La traduzione italiana di queste due parole è “rabbia e coraggio”. Quale fosse il significato di queste due parole, nessuno può dirlo con sicurezza ed esattezza. Forse era la rabbia di avere in una malattia senza guarigione, senza via d’uscita. Per un pastore, abituato a parlare, a confrontarsi con le persone, la gabbia di mutismo e sordità, la percezione di essere solo, doveva essere devastante. Il sentirsi un puzzle ogni giorno sempre più incompleto, poiché ad uno ad uno la malattia stava mangiando i suoi ricordi, la sua vita; e allora, diceva a se stesso di essere forte e coraggioso, di continuare ad esprimere se stesso attraverso i suoi quadri.

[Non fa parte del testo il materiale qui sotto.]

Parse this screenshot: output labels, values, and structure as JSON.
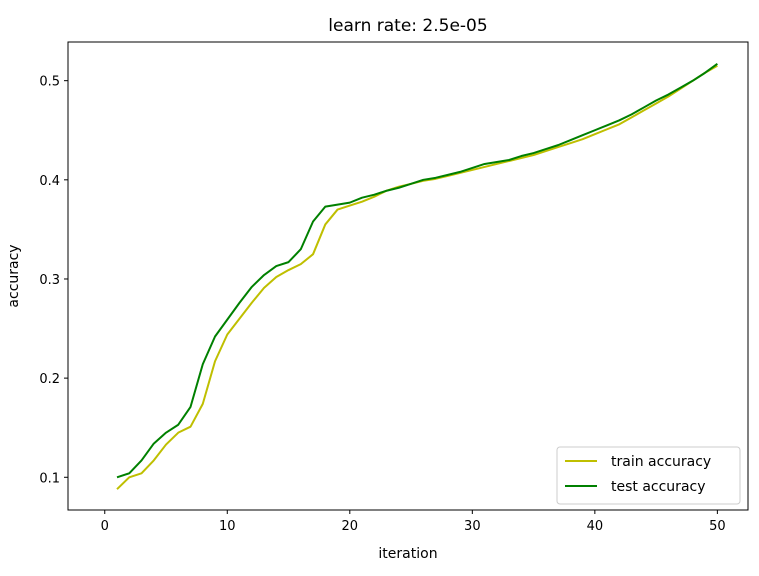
{
  "chart_data": {
    "type": "line",
    "title": "learn rate: 2.5e-05",
    "xlabel": "iteration",
    "ylabel": "accuracy",
    "xlim": [
      -3.0,
      52.5
    ],
    "ylim": [
      0.067,
      0.539
    ],
    "xticks": [
      "0",
      "10",
      "20",
      "30",
      "40",
      "50"
    ],
    "yticks": [
      "0.1",
      "0.2",
      "0.3",
      "0.4",
      "0.5"
    ],
    "grid": false,
    "legend_position": "lower right",
    "series": [
      {
        "name": "train accuracy",
        "color": "#bfbf00",
        "x": [
          1,
          2,
          3,
          4,
          5,
          6,
          7,
          8,
          9,
          10,
          11,
          12,
          13,
          14,
          15,
          16,
          17,
          18,
          19,
          20,
          21,
          22,
          23,
          24,
          25,
          26,
          27,
          28,
          29,
          30,
          31,
          32,
          33,
          34,
          35,
          36,
          37,
          38,
          39,
          40,
          41,
          42,
          43,
          44,
          45,
          46,
          47,
          48,
          49,
          50
        ],
        "values": [
          0.088,
          0.1,
          0.104,
          0.117,
          0.133,
          0.145,
          0.151,
          0.174,
          0.217,
          0.244,
          0.26,
          0.276,
          0.291,
          0.302,
          0.309,
          0.315,
          0.325,
          0.355,
          0.37,
          0.374,
          0.378,
          0.383,
          0.389,
          0.393,
          0.396,
          0.399,
          0.401,
          0.404,
          0.407,
          0.41,
          0.413,
          0.416,
          0.419,
          0.422,
          0.425,
          0.429,
          0.433,
          0.437,
          0.441,
          0.446,
          0.451,
          0.456,
          0.463,
          0.47,
          0.477,
          0.484,
          0.492,
          0.5,
          0.508,
          0.515
        ]
      },
      {
        "name": "test accuracy",
        "color": "#008000",
        "x": [
          1,
          2,
          3,
          4,
          5,
          6,
          7,
          8,
          9,
          10,
          11,
          12,
          13,
          14,
          15,
          16,
          17,
          18,
          19,
          20,
          21,
          22,
          23,
          24,
          25,
          26,
          27,
          28,
          29,
          30,
          31,
          32,
          33,
          34,
          35,
          36,
          37,
          38,
          39,
          40,
          41,
          42,
          43,
          44,
          45,
          46,
          47,
          48,
          49,
          50
        ],
        "values": [
          0.1,
          0.104,
          0.117,
          0.134,
          0.145,
          0.153,
          0.171,
          0.214,
          0.242,
          0.259,
          0.276,
          0.292,
          0.304,
          0.313,
          0.317,
          0.33,
          0.358,
          0.373,
          0.375,
          0.377,
          0.382,
          0.385,
          0.389,
          0.392,
          0.396,
          0.4,
          0.402,
          0.405,
          0.408,
          0.412,
          0.416,
          0.418,
          0.42,
          0.424,
          0.427,
          0.431,
          0.435,
          0.44,
          0.445,
          0.45,
          0.455,
          0.46,
          0.466,
          0.473,
          0.48,
          0.486,
          0.493,
          0.5,
          0.508,
          0.517
        ]
      }
    ]
  }
}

Rabbia più coraggio, uguale espressione, uguale arte: l’equazione della vita e della voglia di vivere e di rivivere ancora attraverso i suoi capolavori. I colori sono forti e accesi, rosso, nero, un accenno di beige. Figure tondeggianti e fasci di linee incrociate. Un ingranaggio, un grande occhio, un serpente. I quadri di Eberhard sono meravigliosi poiché, cambiando angolatura e prospettiva la visone dell’oggetto stessa cambia. Sempre nuovi particolari vengono fuori, in primo piano ed ogni volta è sempre come fosse la prima.
Chiudo il libro e mi riprometto di ammirare ogni dipinto, più tardi, a casa. E’ ora di andare, Müsch mi accompagna alla porta e mi saluta affettuosamente. Io sono ancora immersa nei pensieri. Questa è senza dubbio una storia di grande coraggio ed è una storia che ci insegna a lottare. Lottare per la vita, lottare per un proprio caro, lottare per poter ancora comunicare.
Nel mese di luglio ci sarà un’altra esposizione dei quadri vicino Dresda, data e luogo preciso sono ancora da definirsi, ma sicuramente sarà un’esperienza meravigliosa.